Calling Yoon a “political neophyte,” Stephens said that local politics will be a “big challenge.”
“He’s facing local elections happening on June 1, where his rival in the presidential election is running for the National Assembly seat … [which] is dominated by the other party.”
She was referring to Lee Jae-myung, who was Yoon’s opponent from the Democratic Party. Yoon defeated Lee with 48.6% of the vote.
Navigating a ‘geopolitical flux’
Yoon has neither political experience nor foreign policy experience, said Stephens.
“He is a lifelong prosecutor and lawyer. What he has done is recruit a team … many of them worked for previous conservative president Lee Myung-bak,” she added.
“I think what we will see is a tougher rhetorical line on North Korea … a more robust effort to have things like military exercises to demonstrate deterrence against North Korea, to build up South Korean military capacity, to make sure the U.S. Korea security alliance is very, very strong.”
However, Stephens said that Yoon will be looking out for chances to open up “space for dialogue” with North Korea, something which has been “true of previous conservative presidents.”
Other tasks that Yoon faces include managing a “fractious relationship with China” while growing closer to the United States, she added.
Tom Rafferty, Asia regional director at The Economist Intelligence Unit, had previously shared with CNBC that Yoon has signaled he would pursue closer relations with the United States. However, that could affect Seoul’s relations with China, South Korea’s largest export market.
With this “geopolitical flux” in mind, Stephens said that Yoon’s room for maneuver is fairly small, especially since he is “untested as a leader.”
“But at the same time, there is a strong kind of bipartisan-based approach that has worked for [South] Korea for a long time.”

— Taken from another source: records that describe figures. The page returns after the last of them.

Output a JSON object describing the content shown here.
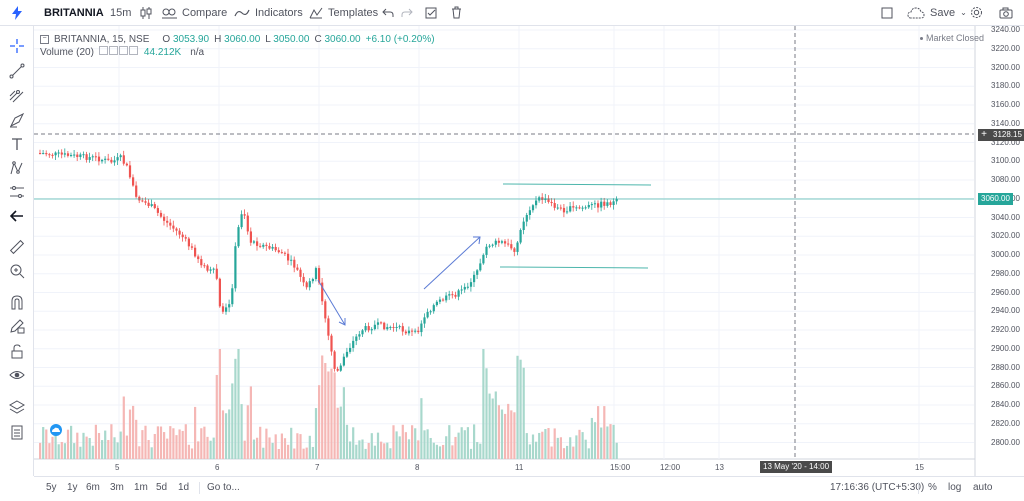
{
  "toolbar": {
    "symbol": "BRITANNIA",
    "interval": "15m",
    "compare": "Compare",
    "indicators": "Indicators",
    "templates": "Templates",
    "save": "Save"
  },
  "legend": {
    "title": "BRITANNIA, 15, NSE",
    "o_label": "O",
    "o_val": "3053.90",
    "h_label": "H",
    "h_val": "3060.00",
    "l_label": "L",
    "l_val": "3050.00",
    "c_label": "C",
    "c_val": "3060.00",
    "change": "+6.10 (+0.20%)",
    "volume_label": "Volume (20)",
    "volume_val": "44.212K",
    "volume_ma": "n/a"
  },
  "market_status": "Market Closed",
  "price_axis": [
    "3240.00",
    "3220.00",
    "3200.00",
    "3180.00",
    "3160.00",
    "3140.00",
    "3120.00",
    "3100.00",
    "3080.00",
    "3060.00",
    "3040.00",
    "3020.00",
    "3000.00",
    "2980.00",
    "2960.00",
    "2940.00",
    "2920.00",
    "2900.00",
    "2880.00",
    "2860.00",
    "2840.00",
    "2820.00",
    "2800.00"
  ],
  "crosshair_price": "3128.15",
  "last_price": "3060.00",
  "time_axis": [
    "5",
    "6",
    "7",
    "8",
    "11",
    "15:00",
    "12:00",
    "13",
    "15"
  ],
  "crosshair_time": "13 May '20 - 14:00",
  "bottom": {
    "ranges": [
      "5y",
      "1y",
      "6m",
      "3m",
      "1m",
      "5d",
      "1d"
    ],
    "goto": "Go to...",
    "clock": "17:16:36 (UTC+5:30)",
    "pct": "%",
    "log": "log",
    "auto": "auto"
  },
  "colors": {
    "up": "#26a69a",
    "down": "#ef5350",
    "up_vol": "#a8d8cc",
    "down_vol": "#f5b7b5",
    "accent": "#2962ff"
  }
}
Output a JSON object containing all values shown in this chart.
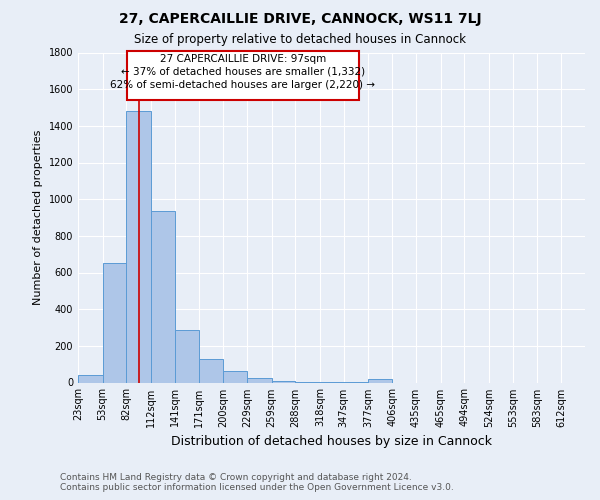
{
  "title": "27, CAPERCAILLIE DRIVE, CANNOCK, WS11 7LJ",
  "subtitle": "Size of property relative to detached houses in Cannock",
  "xlabel": "Distribution of detached houses by size in Cannock",
  "ylabel": "Number of detached properties",
  "footer_line1": "Contains HM Land Registry data © Crown copyright and database right 2024.",
  "footer_line2": "Contains public sector information licensed under the Open Government Licence v3.0.",
  "bins": [
    "23sqm",
    "53sqm",
    "82sqm",
    "112sqm",
    "141sqm",
    "171sqm",
    "200sqm",
    "229sqm",
    "259sqm",
    "288sqm",
    "318sqm",
    "347sqm",
    "377sqm",
    "406sqm",
    "435sqm",
    "465sqm",
    "494sqm",
    "524sqm",
    "553sqm",
    "583sqm",
    "612sqm"
  ],
  "values": [
    40,
    650,
    1480,
    935,
    285,
    130,
    62,
    22,
    8,
    5,
    5,
    5,
    18,
    0,
    0,
    0,
    0,
    0,
    0,
    0
  ],
  "bar_color": "#aec6e8",
  "bar_edge_color": "#5b9bd5",
  "bg_color": "#e8eef7",
  "grid_color": "#d0d8e8",
  "annotation_box_color": "#ffffff",
  "annotation_box_edge": "#cc0000",
  "annotation_text_line1": "27 CAPERCAILLIE DRIVE: 97sqm",
  "annotation_text_line2": "← 37% of detached houses are smaller (1,332)",
  "annotation_text_line3": "62% of semi-detached houses are larger (2,220) →",
  "redline_x": 97,
  "ylim": [
    0,
    1800
  ],
  "yticks": [
    0,
    200,
    400,
    600,
    800,
    1000,
    1200,
    1400,
    1600,
    1800
  ],
  "bin_starts": [
    23,
    53,
    82,
    112,
    141,
    171,
    200,
    229,
    259,
    288,
    318,
    347,
    377,
    406,
    435,
    465,
    494,
    524,
    553,
    583
  ],
  "last_tick": 612,
  "title_fontsize": 10,
  "subtitle_fontsize": 8.5,
  "ylabel_fontsize": 8,
  "xlabel_fontsize": 9,
  "footer_fontsize": 6.5,
  "tick_fontsize": 7
}
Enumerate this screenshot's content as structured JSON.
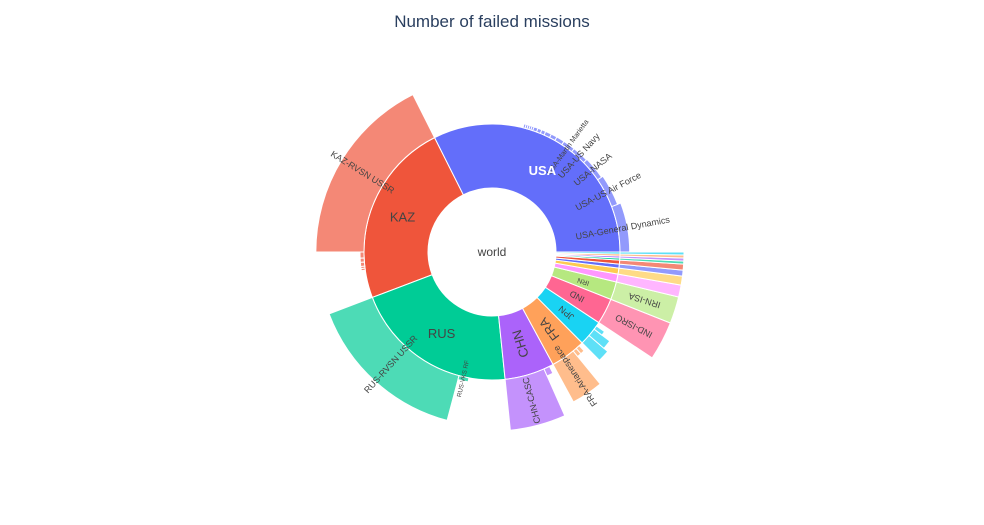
{
  "chart_data": {
    "type": "sunburst",
    "title": "Number of failed missions",
    "root": "world",
    "children": [
      {
        "name": "USA",
        "value": 129,
        "color": "#636efa",
        "children": [
          {
            "name": "USA-General Dynamics",
            "value": 23
          },
          {
            "name": "USA-US Air Force",
            "value": 15
          },
          {
            "name": "USA-NASA",
            "value": 11
          },
          {
            "name": "USA-US Navy",
            "value": 8
          },
          {
            "name": "USA-Martin Marietta",
            "value": 6
          },
          {
            "name": "",
            "value": 4
          },
          {
            "name": "",
            "value": 3
          },
          {
            "name": "",
            "value": 3
          },
          {
            "name": "",
            "value": 2
          },
          {
            "name": "",
            "value": 2
          },
          {
            "name": "",
            "value": 2
          },
          {
            "name": "",
            "value": 1
          },
          {
            "name": "",
            "value": 1
          },
          {
            "name": "",
            "value": 1
          },
          {
            "name": "",
            "value": 1
          },
          {
            "name": "",
            "value": 1
          }
        ]
      },
      {
        "name": "KAZ",
        "value": 93,
        "color": "#ef553b",
        "children": [
          {
            "name": "KAZ-RVSN USSR",
            "value": 70
          },
          {
            "name": "",
            "value": 3
          },
          {
            "name": "",
            "value": 2
          },
          {
            "name": "",
            "value": 2
          },
          {
            "name": "",
            "value": 1
          },
          {
            "name": "",
            "value": 1
          }
        ]
      },
      {
        "name": "RUS",
        "value": 83,
        "color": "#00cc96",
        "children": [
          {
            "name": "RUS-RVSN USSR",
            "value": 60
          },
          {
            "name": "RUS-VKS RF",
            "value": 5
          }
        ]
      },
      {
        "name": "CHN",
        "value": 25,
        "color": "#ab63fa",
        "children": [
          {
            "name": "CHN-CASC",
            "value": 20
          },
          {
            "name": "",
            "value": 3
          }
        ]
      },
      {
        "name": "FRA",
        "value": 18,
        "color": "#ffa15a",
        "children": [
          {
            "name": "FRA-Arianespace",
            "value": 12
          },
          {
            "name": "",
            "value": 2
          },
          {
            "name": "",
            "value": 2
          }
        ]
      },
      {
        "name": "JPN",
        "value": 13,
        "color": "#19d3f3",
        "children": [
          {
            "name": "",
            "value": 5
          },
          {
            "name": "",
            "value": 4
          },
          {
            "name": "",
            "value": 2
          }
        ]
      },
      {
        "name": "IND",
        "value": 13,
        "color": "#ff6692",
        "children": [
          {
            "name": "IND-ISRO",
            "value": 13
          }
        ]
      },
      {
        "name": "IRN",
        "value": 9,
        "color": "#b6e880",
        "children": [
          {
            "name": "IRN-ISA",
            "value": 9
          }
        ]
      },
      {
        "name": "",
        "value": 4,
        "color": "#ff97ff",
        "children": [
          {
            "name": "",
            "value": 4
          }
        ]
      },
      {
        "name": "",
        "value": 3,
        "color": "#fecb52",
        "children": [
          {
            "name": "",
            "value": 3
          }
        ]
      },
      {
        "name": "",
        "value": 2,
        "color": "#636efa",
        "children": [
          {
            "name": "",
            "value": 2
          }
        ]
      },
      {
        "name": "",
        "value": 2,
        "color": "#ef553b",
        "children": [
          {
            "name": "",
            "value": 2
          }
        ]
      },
      {
        "name": "",
        "value": 1,
        "color": "#00cc96",
        "children": [
          {
            "name": "",
            "value": 1
          }
        ]
      },
      {
        "name": "",
        "value": 1,
        "color": "#ab63fa",
        "children": [
          {
            "name": "",
            "value": 1
          }
        ]
      },
      {
        "name": "",
        "value": 1,
        "color": "#ffa15a",
        "children": [
          {
            "name": "",
            "value": 1
          }
        ]
      },
      {
        "name": "",
        "value": 1,
        "color": "#19d3f3",
        "children": [
          {
            "name": "",
            "value": 1
          }
        ]
      }
    ]
  }
}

Biden and Yoon’s first meeting
U.S. President Joe Biden will be visiting South Korea and meeting Yoon for the first time on May 21. Stephens said that’s a “very gracious and graceful sign.”
“The American president and the Washington establishment recognizes that [South] Korea is a democracy … and that the alliance transcends hopefully, partisan divides,” she added.
“This will be our first chance to see really how President Yoon operates in the international environment.”
Biden had previously expressed urgency in passing the Bipartisan Innovation Act, a multibillion dollar investment in the U.S. semiconductor industry. That makes the meeting “even more important,” Stephens said, given that South Korea is a critical global player in the industry.
“I think that will be an important element of their discussion of how the United States and South Korea … can work together for secure technology, secure supply chains,” she added.